GET - Retrieves a resource.
PUT - Updates a resource.
POST - Creates a resource.
DELETE - Removes a resource.
Steve Jobs: A Good Life
James Leighton
I hate that Steve Jobs was too much of an authoritarian. That toxic inspiration has plagued startups for years. But you can’t deny that Steve put out some brilliant quotes. This is a prime example. The fact that the world around us was built by regular people should be a daily source of inspiration.
There is no reason to be held back by imposter syndrome or any other artificial constraint. Your peers are better than you in some areas and worse in others. We all belong. We all have something to contribute.
Procreate: Shadows and Highlights
BeeJayDeL
Adding shadows and highlights is so satisfying. The small tip I love in this video is that you don’t need to add pure black or white for shadows and highlights. Adding a dark purple and then dropping the opacity to blend can bring shadows to life.
A designer should put out flat layered designs for people to practice highlighting. Then everyone can share their work and learn from techniques used by other designers.
Regarding Typescript, I think you're a little off the mark. For me, I think Typescript is a tool that helps me wrap my head around just what exactly is going through my JS code. There's so many various shapes objects can take, and it actually speeds up my development if I can know up front what the data going through my code will look like.

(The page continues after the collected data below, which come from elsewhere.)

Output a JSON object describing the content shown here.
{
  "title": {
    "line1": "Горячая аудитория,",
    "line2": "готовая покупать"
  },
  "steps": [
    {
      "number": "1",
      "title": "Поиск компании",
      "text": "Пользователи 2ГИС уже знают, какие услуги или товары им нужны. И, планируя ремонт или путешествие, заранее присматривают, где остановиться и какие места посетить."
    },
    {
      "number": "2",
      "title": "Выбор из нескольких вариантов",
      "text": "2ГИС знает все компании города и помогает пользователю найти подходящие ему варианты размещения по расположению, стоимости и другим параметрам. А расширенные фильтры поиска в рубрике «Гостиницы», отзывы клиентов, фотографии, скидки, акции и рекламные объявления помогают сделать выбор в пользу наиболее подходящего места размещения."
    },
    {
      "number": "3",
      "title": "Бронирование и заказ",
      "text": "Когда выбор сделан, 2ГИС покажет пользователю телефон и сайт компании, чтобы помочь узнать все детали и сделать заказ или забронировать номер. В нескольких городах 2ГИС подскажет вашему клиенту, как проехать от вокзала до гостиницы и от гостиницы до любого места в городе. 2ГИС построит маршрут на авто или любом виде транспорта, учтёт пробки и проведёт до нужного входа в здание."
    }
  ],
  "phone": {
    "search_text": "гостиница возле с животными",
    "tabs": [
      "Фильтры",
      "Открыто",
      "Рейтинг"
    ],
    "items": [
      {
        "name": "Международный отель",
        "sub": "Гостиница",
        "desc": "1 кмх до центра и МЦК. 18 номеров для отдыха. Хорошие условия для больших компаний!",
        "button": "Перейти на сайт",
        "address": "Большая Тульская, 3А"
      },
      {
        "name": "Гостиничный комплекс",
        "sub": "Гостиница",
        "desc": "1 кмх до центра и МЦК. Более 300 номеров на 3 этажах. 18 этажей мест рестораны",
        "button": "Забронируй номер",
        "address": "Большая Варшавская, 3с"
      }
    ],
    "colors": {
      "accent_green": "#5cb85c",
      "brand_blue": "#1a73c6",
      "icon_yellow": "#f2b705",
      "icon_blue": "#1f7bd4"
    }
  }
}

More generally, the tools I use need to match how I'm thinking through a problem. Maybe your brain is more JS-oriented, and mine is more Typescript-oriented? I don't know. I just know that TS can help correct this impedance mismatch I have between my brain and JS, and through that lens, I think it's useful even for a brand new prototype project, not just rock solid production-level code. It helps me stay organized and think through problems.
It's also worth mentioning that typing with Typescript can be incremental, that you don't have to type absolutely everything up front. So you can add types where it makes sense, where the pain points are in your code. The example that immediately comes to mind is date/time parsing and formatting -- I mean, how many different formats can a date/time go through?